2017 North American Nakba Tour

Palestinian Voices Shed Light on “Invisible Refugees”

Annie Windholz
4 min readOct 3, 2017


On October 2nd Khawla Hammad and Amena ElAshkar spoke in Syacuse, NY as part of the North American Nakba Tour. You can watch the Syracuse event here. Khawla has been a stateless refugee in Lebanon for 69 years. At 16 years old, her Palestinian village of Kabri was ethnically cleansed and she fled her home. Now she is 84 years old, and and still a refugee in Lebanon, with no citizenship in any country at all. Khawla was accompanied by 23 year old Amena who is also a Palestinian refugee. Amena is a journalist and translator who was born as a stateless refugees in Lebanon, never living outside of the refuge camp.


In the 1800s, anti-semitism spread around Eastern Europe and Europe as a whole. In 1896 Theodor Herzl published The Jewish State, which addressed the “Jewish Problem” and became the founder of political Zionism. The Jewish State and Zionist philosophy asserted that Jewish people needed their own state, and that state would be where Palestine currently was. At that time, Palestine was occupied by the Ottoman Empire which was Muslim.
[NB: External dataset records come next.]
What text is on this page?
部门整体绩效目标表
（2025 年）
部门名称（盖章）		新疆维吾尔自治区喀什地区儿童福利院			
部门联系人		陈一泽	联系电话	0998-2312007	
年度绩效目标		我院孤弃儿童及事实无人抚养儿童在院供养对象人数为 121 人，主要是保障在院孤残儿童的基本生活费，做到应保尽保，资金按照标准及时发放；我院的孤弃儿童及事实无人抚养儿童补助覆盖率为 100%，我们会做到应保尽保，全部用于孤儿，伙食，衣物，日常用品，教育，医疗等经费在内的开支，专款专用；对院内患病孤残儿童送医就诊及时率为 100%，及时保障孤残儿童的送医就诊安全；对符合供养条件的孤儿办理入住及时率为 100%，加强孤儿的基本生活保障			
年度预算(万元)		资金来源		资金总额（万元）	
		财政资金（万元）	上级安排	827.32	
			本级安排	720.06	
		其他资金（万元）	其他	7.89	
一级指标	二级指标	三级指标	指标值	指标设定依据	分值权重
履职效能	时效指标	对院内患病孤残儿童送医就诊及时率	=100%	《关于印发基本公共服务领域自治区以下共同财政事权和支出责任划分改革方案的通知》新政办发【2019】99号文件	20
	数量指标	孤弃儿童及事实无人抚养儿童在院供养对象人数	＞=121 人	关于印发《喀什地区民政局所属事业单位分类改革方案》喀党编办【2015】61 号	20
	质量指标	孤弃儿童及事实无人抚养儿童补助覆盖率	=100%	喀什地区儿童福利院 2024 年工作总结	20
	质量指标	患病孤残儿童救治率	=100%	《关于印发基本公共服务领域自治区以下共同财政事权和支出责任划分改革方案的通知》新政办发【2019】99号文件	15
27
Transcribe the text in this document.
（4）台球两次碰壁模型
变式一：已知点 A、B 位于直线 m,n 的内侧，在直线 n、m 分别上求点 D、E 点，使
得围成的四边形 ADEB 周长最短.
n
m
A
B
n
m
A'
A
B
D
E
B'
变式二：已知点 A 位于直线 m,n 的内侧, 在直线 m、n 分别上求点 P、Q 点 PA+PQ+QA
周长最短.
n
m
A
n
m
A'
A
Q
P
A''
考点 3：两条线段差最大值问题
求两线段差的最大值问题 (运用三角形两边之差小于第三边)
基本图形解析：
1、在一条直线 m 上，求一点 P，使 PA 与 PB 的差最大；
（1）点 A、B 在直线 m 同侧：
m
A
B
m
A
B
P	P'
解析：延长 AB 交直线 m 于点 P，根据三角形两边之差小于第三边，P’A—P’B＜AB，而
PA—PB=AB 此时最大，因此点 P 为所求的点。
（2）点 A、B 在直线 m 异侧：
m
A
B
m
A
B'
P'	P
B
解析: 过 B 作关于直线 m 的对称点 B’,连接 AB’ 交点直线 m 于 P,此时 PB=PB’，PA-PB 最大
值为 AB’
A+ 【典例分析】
In 1905 Britain passed the “Alien Act” which banned Jewish immigration to the United Kingdom. Then in 1917 the Balfour Declaration was passed in which the British government issued support toward Jewish people creating their own state in Palestine. At this time in 1917, only 7.6% of the land in Palestine was owned by Jewish people with the rest belonging to Muslim Palestinians, thus, how was a Jewish state to materialize?

In 1947 Britain pulled out of the issue, and left Palestine’s fate in the hands of the United Nations. At this time the UN was only two years old, and didn’t know the history of the land. The UN decided to split the land in half, with 54% of the land going to the Jewish population, and 46% going to the Palestinian people. After this, Palestinians tried to defend the land that they had lost in this decision, and that’s when the massacres started.


Nakba in Arabic means “catastrophe,” and is used by Palestinians to refer to the massacres that took place in 1948 where Palestinians were killed by Jewish settlers with those who survived fleeing the country to become refugees. There were a total of 750,000 refugees at this time, creating the greatest refugee crisis in the history of the world.

Khawla, who lived through this time, spoke in Arabic while Amena interpreted for the audience. Khawla spoke about how the Jewish settlers and the Palestinians lived peacefully at this time- even celebrating weddings together. In 1948 though, this changed when Jewish people took over her village. It was such a departure from the way things had been she said that she could hardly believe it.

From Baddawi- a graphic novel telling the story of a Palestinian refugee boy

Attacks on Refugee Camps

After Nakba, the UN issued a declaration for the “Right of Return” for Palestinian refugees in the diaspora (in Jordan, Lebanon and Syria) to return to their home country. This encouraged Israel to invade Lebanon and repeatedly attack the Palestinian refugee camps in an attempt to further ethnically cleanse the population. During this time three of Khawla’s children were killed along with many others.

Current Day

Life in refugee camps around the world is much the same regardless of population: refugees are unable to get work legally, they are unable to leave the camp and interact with the general population of the country they are in, and they are unable to get good healthcare, education and food. In the Palestinian refugee camps where Khalwa and Amena live, they have to buy tap water outside the camp because the local water is not good to drink. Also, no building materials are allowed into the camp, so no new properties can be built.

Currently today, there are 12 refugee camps in Lebanon, with 15 unofficial Palestinian gatherings in the country. The biggest camp, Ain ElHelweh, in the country is 1 square mile with 100,000 people living within it. It is known as the “capitol of the Diaspora.” Amena explained that she and her Palestinian community does not want to be resettled in another country, she wants to return to Palestine. The only other citizenships she would take would be American, Canadian or European because they are the only countries that allow travel to Palestine.

The US sends 11 million dollars a day to Israel. So the way that Israel treats Palestinians is an American issue as well, since the US funds a large part of its actions.